Why do people confess to crimes they did not commit? And, surely, this must be a rare phenomenon? In fact, it happens all the time. Psychologist Saul Kassin is the world’s leading expert on false confessions – why innocents confess, how interrogators force false confessions, and why we all believe them.
This conclusive and comprehensive book reveals the psychology behind why innocent men and women, intensely stressed and befuddled by the promises, threats, trickery, and deception of a police interrogation, are duped into confession, no matter how horrific the crime. Featuring riveting case studies, highly original research, work done in tandem with the Innocence Project, and quotes from individuals who confessed to crimes they did not commit, Duped tells the story of how this happens, how the system turns a blind eye, and how to make it stop.
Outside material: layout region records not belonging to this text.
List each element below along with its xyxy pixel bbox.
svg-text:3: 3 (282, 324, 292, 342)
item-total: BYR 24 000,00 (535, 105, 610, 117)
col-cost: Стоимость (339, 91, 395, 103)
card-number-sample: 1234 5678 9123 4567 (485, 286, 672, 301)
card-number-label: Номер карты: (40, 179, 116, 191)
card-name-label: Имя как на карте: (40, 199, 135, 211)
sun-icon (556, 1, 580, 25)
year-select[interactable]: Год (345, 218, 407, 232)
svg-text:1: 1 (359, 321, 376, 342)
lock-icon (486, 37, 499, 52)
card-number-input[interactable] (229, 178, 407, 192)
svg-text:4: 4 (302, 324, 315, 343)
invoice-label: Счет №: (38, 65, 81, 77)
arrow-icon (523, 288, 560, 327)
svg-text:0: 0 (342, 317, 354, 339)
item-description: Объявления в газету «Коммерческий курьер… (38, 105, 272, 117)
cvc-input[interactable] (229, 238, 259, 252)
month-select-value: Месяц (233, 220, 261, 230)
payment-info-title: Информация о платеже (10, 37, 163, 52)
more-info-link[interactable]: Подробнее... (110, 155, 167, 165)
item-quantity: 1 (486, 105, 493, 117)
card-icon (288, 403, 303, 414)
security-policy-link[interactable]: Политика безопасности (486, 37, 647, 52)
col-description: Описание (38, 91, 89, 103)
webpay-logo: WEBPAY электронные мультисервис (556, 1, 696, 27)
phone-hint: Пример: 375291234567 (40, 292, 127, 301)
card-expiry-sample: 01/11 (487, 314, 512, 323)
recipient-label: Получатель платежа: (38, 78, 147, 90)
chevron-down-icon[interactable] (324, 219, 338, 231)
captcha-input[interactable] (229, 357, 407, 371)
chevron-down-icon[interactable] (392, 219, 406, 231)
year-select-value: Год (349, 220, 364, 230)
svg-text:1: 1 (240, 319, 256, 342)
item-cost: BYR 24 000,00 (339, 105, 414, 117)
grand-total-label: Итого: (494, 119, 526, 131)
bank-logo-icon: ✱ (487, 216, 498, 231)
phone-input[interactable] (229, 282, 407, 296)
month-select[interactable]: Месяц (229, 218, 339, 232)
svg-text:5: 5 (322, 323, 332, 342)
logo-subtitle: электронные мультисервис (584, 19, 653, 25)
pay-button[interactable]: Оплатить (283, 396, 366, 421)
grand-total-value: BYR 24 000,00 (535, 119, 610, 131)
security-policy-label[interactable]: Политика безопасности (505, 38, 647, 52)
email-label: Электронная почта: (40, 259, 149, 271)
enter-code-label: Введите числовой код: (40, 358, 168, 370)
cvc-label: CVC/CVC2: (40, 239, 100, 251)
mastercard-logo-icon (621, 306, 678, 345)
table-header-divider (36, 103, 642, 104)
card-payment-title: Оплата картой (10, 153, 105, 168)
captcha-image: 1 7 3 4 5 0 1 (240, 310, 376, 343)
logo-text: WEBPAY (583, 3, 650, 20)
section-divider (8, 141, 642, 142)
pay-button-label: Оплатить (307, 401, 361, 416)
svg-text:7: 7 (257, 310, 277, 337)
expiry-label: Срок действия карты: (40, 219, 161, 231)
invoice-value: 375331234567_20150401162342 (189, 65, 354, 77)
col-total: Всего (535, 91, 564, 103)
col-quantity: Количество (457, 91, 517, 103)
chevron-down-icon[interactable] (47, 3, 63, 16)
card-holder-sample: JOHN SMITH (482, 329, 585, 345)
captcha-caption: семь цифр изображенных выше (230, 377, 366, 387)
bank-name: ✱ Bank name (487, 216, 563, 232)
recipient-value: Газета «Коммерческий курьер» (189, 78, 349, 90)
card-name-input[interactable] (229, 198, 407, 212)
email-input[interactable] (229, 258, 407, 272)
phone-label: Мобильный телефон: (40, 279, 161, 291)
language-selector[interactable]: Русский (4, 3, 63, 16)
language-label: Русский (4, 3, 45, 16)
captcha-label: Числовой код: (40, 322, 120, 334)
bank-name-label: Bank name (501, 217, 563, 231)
Starting in the 1980’s, Dr. Kassin pioneered the scientific study of police interrogations and confessions. At that time, he distinguished three types of false confessions: voluntary, in which people claim responsibility for crimes they did not commit without outside prompting or pressure; compliant, in which the suspect capitulates to escape a stressful in-custody situation, avoid physical harm or legal punishment, or gain a promised or implied reward; and internalized, in which innocent but psychologically vulnerable suspects become confused, lost their grip on reality, and come to believe that they committed the crime in question. This taxonomy is still universally accepted today.
Examining famous cases like the Central Park jogger and the Amanda Knox case as well as the scores of ordinary people convicted based on their confessions who have been exonerated by Kassin’s work with the Innocence Project, along with groundbreaking research into how age, race, and station play into false confessions, Duped shows why this stigma persists and how we can reform the criminal justice system to be more just.
Saul Kassin is Distinguished Professor of Psychology at John Jay College of Criminal Justice and Massachusetts Professor Emeritus at Williams College. Kassin pioneered the scientific study of police interrogations and confessions, distinguishing three types of false confessions – a taxonomy that is still universally accepted today. He then developed the first experimental laboratory paradigms used to examine how innocent people are duped into confession and the impact these confessions have in duping judges, juries, and forensic examiners. His work is cited in courts all over the world.
Kassin has received prestigious lifetime contribution awards from the American Psychological Association (APA), the Association for Psychological Science (APS), the American Psychology-Law Society (AP-LS), and the European Association of Psychology and Law (EAPL). Along with hundreds of articles, Kassin has author several college textbooks—including Social Psychology, now in its Eleventh Edition—and scholarly books such as Confessions in the Courtroom, The Psychology of Evidence and Trial Procedure, and The American Jury on Trial: Psychological Perspectives. He and his work have been featured in national and international print and television media including the Oprah Winfrey Show, Science magazine, and Ken Burns’ 2012 film, The Central Park Five, among many others.